05/12/2016 05:09 EDT | Updated 05/12/2016 05:59 EDT

Tanya Tagaq Proves Residential Schools Aren't In Our Deep Past By Posting Her Apology Letter

Inuk throat-singer Tanya Tagaq, an award-winning artist known for taking bold stances on indigenous issues like the seal hunt, posted a stark reminder during the week that Canada finally embraced the 2007 UN Declaration on Rights of Indigenous Peoples, of how recent Canada's painful history actually is.

On her Facebook page, Tagaq posted a letter from former prime minister Stephen Harper, sent in 2008, apologizing for her time spent as a student in "Indian Residential Schools." She's 41.

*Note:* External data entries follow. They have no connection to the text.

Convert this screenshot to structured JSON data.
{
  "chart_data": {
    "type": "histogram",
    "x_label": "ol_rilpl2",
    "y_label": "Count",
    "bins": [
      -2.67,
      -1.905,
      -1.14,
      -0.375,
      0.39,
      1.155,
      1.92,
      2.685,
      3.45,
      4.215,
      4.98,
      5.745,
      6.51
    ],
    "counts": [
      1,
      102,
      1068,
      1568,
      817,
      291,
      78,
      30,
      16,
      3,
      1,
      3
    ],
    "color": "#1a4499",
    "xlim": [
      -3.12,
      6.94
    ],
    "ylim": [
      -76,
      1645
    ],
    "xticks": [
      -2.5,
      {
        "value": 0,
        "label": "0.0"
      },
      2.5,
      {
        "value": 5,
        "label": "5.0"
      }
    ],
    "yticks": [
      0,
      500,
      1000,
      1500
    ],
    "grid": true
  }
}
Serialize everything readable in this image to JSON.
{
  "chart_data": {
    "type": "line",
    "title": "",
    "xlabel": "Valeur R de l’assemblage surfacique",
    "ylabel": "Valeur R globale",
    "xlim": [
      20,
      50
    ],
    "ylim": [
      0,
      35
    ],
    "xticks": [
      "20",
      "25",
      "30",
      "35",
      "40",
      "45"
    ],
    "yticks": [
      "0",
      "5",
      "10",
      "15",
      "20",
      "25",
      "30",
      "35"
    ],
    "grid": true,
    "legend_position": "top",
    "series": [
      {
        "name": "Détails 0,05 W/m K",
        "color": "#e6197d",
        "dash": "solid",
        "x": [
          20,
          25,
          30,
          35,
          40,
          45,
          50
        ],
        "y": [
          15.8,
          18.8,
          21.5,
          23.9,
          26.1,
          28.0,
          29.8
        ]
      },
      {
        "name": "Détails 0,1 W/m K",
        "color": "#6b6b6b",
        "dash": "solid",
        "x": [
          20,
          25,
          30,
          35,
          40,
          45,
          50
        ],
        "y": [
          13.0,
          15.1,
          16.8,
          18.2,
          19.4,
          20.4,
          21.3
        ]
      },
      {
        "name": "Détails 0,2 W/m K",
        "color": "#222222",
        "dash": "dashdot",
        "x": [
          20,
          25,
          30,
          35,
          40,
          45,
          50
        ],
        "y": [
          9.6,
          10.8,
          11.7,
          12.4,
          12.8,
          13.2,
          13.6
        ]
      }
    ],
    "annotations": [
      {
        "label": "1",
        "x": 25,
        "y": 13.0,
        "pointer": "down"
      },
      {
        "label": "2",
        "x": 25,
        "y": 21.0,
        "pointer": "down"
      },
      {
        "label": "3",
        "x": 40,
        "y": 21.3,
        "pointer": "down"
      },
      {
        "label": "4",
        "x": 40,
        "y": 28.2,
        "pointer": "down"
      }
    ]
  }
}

"I'm posting this because people think this happened in the deep past. The damage inflicted by residential schools is relegated into history by the collective consciousness of our country. Not only did the last school close down until 1996, but the damage inflicted poisoned our stream of thought for generations to come.

Our children were forcibly taken. Anyone executing own own laws were imprisoned themselves, the implemented judicial system is so foreign and corrupt people do not heal from it. When the children came home from residential schools broken with no language, steeped in violence and sex, this cycle got perpetuated. I have friends that have gone to jail for simply protecting the innocent from violence. The equation was created to equal us eradicated.

We are still here."

In the comments, she added: "Consider that you are speaking to someone who has lived through both residential school and it's intergenerational effects at the hands of a government whose direct intention was to "kill the Indian, save the man" before giving unsolicited direction/tips on healing. This isn't theory. These are our lives. Thank you."

And if one needed an equally stark example of that intergenerational trauma, MP Charlie Angus, the NDP indigenous affairs critic, had to cancel his attendance at a UN forum because he's still dealing with his riding's ongoing suicide crisis in Attawapiskat.